Pallavi Paul (New Delhi)
Paul’s work is deeply engaged in the technologies of poetry and time travel. She works primarily with video and the installation form to propose orders of tensility that inhabit non-fiction material. Using the disruption between ‘reality image’ and ‘documentary’ as a starting point, she attempts to create a laboratory of possibilities, which test the contours of fantasy, resistance, politics and history. Her work has been shown at Tate Modern Gallery (London), Edinburgh Art Festival (Edinburgh), Hundred Years of Experimentation (1913- 2013) Retrospective of Indian Cinema and Video, Experimenta Film Festival (Bangalore) and Mumbai Film Festival (Mumbai).
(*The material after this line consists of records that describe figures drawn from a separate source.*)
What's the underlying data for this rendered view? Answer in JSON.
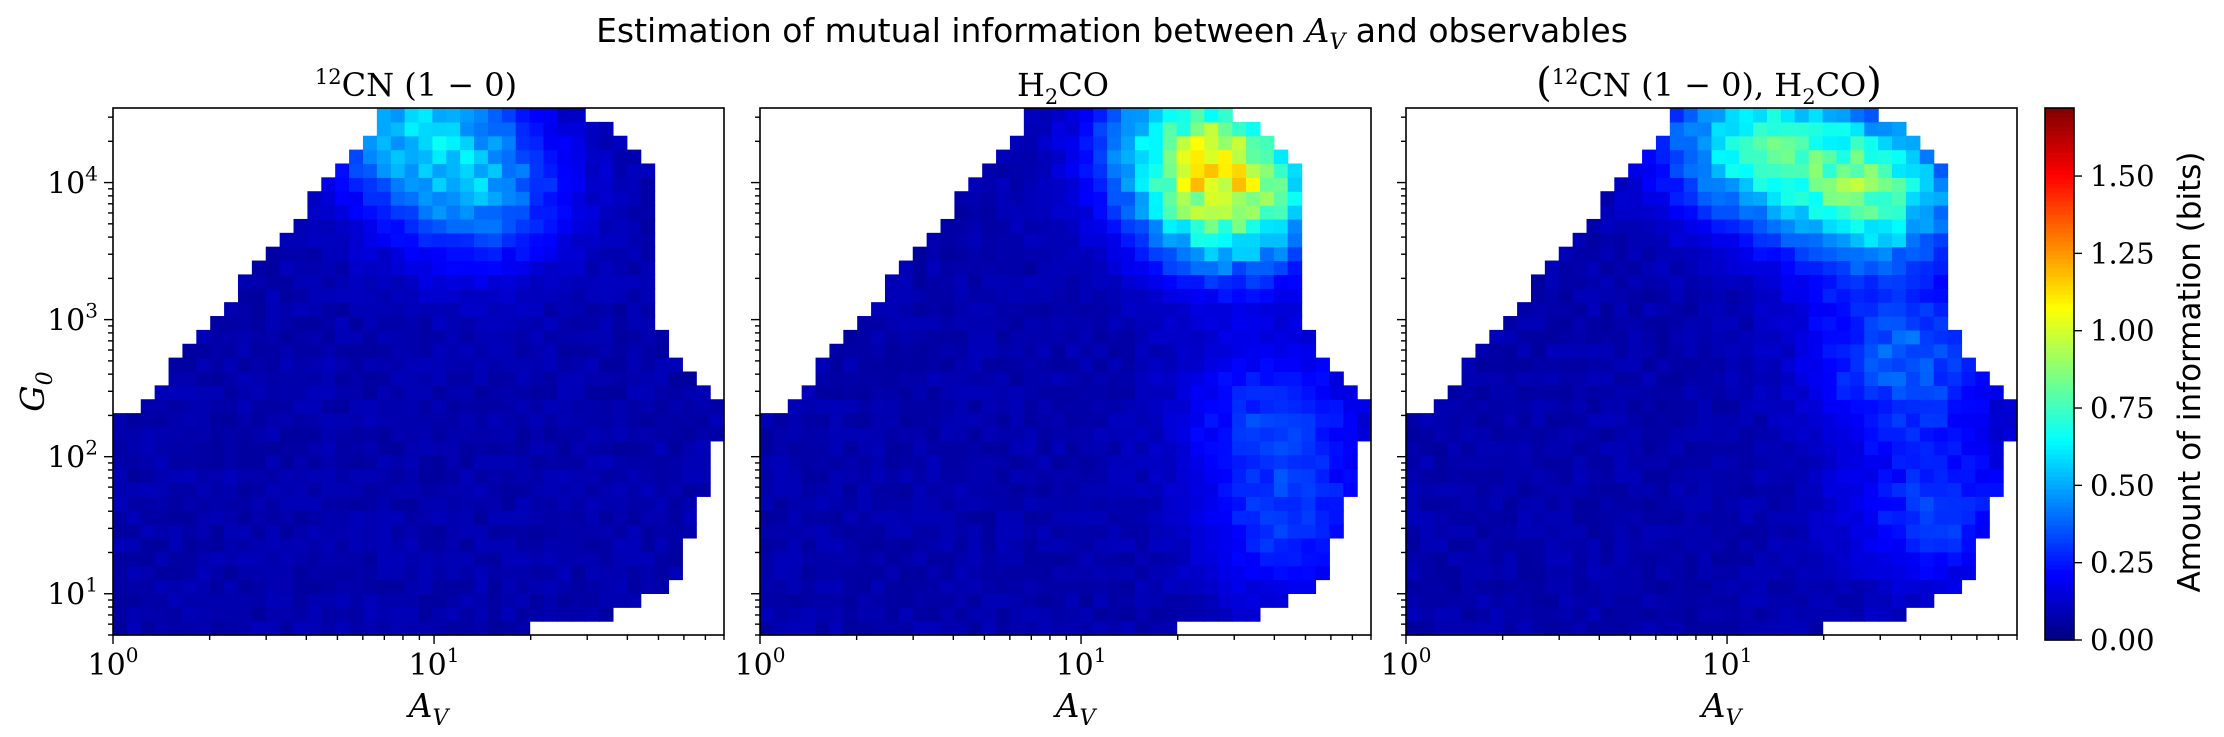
{
  "figure": {
    "suptitle_text": "Estimation of mutual information between ",
    "suptitle_var": "A",
    "suptitle_var_sub": "V",
    "suptitle_tail": " and observables",
    "colorbar_label": "Amount of information (bits)"
  },
  "colors": {
    "colormap": "jet",
    "background": "#ffffff"
  },
  "chart_data": [
    {
      "type": "heatmap",
      "title": "12CN (1 − 0)",
      "title_parts": {
        "sup": "12",
        "main": "CN (1 − 0)"
      },
      "xlabel": "A_V",
      "ylabel": "G_0",
      "xscale": "log",
      "yscale": "log",
      "xlim": [
        1,
        80
      ],
      "ylim": [
        5,
        35000
      ],
      "x_ticks": [
        "10^0",
        "10^1"
      ],
      "y_ticks": [
        "10^1",
        "10^2",
        "10^3",
        "10^4"
      ],
      "hotspots": [
        {
          "x": 9,
          "y": 25000,
          "value": 0.42
        },
        {
          "x": 14,
          "y": 8000,
          "value": 0.3
        }
      ]
    },
    {
      "type": "heatmap",
      "title": "H2CO",
      "title_parts": {
        "main_a": "H",
        "sub": "2",
        "main_b": "CO"
      },
      "xlabel": "A_V",
      "ylabel": "",
      "xscale": "log",
      "yscale": "log",
      "xlim": [
        1,
        80
      ],
      "ylim": [
        5,
        35000
      ],
      "x_ticks": [
        "10^0",
        "10^1"
      ],
      "y_ticks": [],
      "hotspots": [
        {
          "x": 30,
          "y": 8000,
          "value": 0.72
        },
        {
          "x": 22,
          "y": 20000,
          "value": 0.5
        },
        {
          "x": 40,
          "y": 200,
          "value": 0.22
        },
        {
          "x": 45,
          "y": 30,
          "value": 0.2
        }
      ]
    },
    {
      "type": "heatmap",
      "title": "(12CN (1 − 0), H2CO)",
      "title_parts": {
        "open": "(",
        "sup": "12",
        "main": "CN (1 − 0), H",
        "sub": "2",
        "tail": "CO",
        "close": ")"
      },
      "xlabel": "A_V",
      "ylabel": "",
      "xscale": "log",
      "yscale": "log",
      "xlim": [
        1,
        80
      ],
      "ylim": [
        5,
        35000
      ],
      "x_ticks": [
        "10^0",
        "10^1"
      ],
      "y_ticks": [],
      "hotspots": [
        {
          "x": 12,
          "y": 20000,
          "value": 0.55
        },
        {
          "x": 28,
          "y": 9000,
          "value": 0.68
        },
        {
          "x": 35,
          "y": 500,
          "value": 0.3
        },
        {
          "x": 45,
          "y": 40,
          "value": 0.22
        }
      ]
    }
  ],
  "colorbar": {
    "vmin": 0.0,
    "vmax": 1.72,
    "ticks": [
      "0.00",
      "0.25",
      "0.50",
      "0.75",
      "1.00",
      "1.25",
      "1.50"
    ]
  }
}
Lives and works in New Delhi.
Long Hair, Short Ideas (2014) : In the trilogy of essay films - Nayi Kheti (2013), Shabdkosh (2013) and more recently with Long Hair, Short Ideas (2014) the artist creates three unfeasible conversations. The film Long Hair, Short Ideas attempts to create a conversation between the pressures of excavating a political moment and the elasticity of the documentary form. Starting from the desire to look at the women's movement the artist found herself immersed in the viscosity of struggles. The inability to find perspectival stability started to become the very site from which possibilities could sprout. The film is constructed around Vidrohi's (the revolutionary poet) wife. Her relationship to the radical movement is traced via the turbulent political history of India in the 1970s (Emergency and the gagging of free press and civil liberties) and her intimate experiences around domesticity, sexuality and labour. In revisiting her abandonment by her husband and the choices that she had to make as a result, she not only recasts the traditionally absent figure of the 'revolutionary's wife', but also pushes us to rethink the orders of 'silence’, ‘conflict’ and 'absence' within new precincts.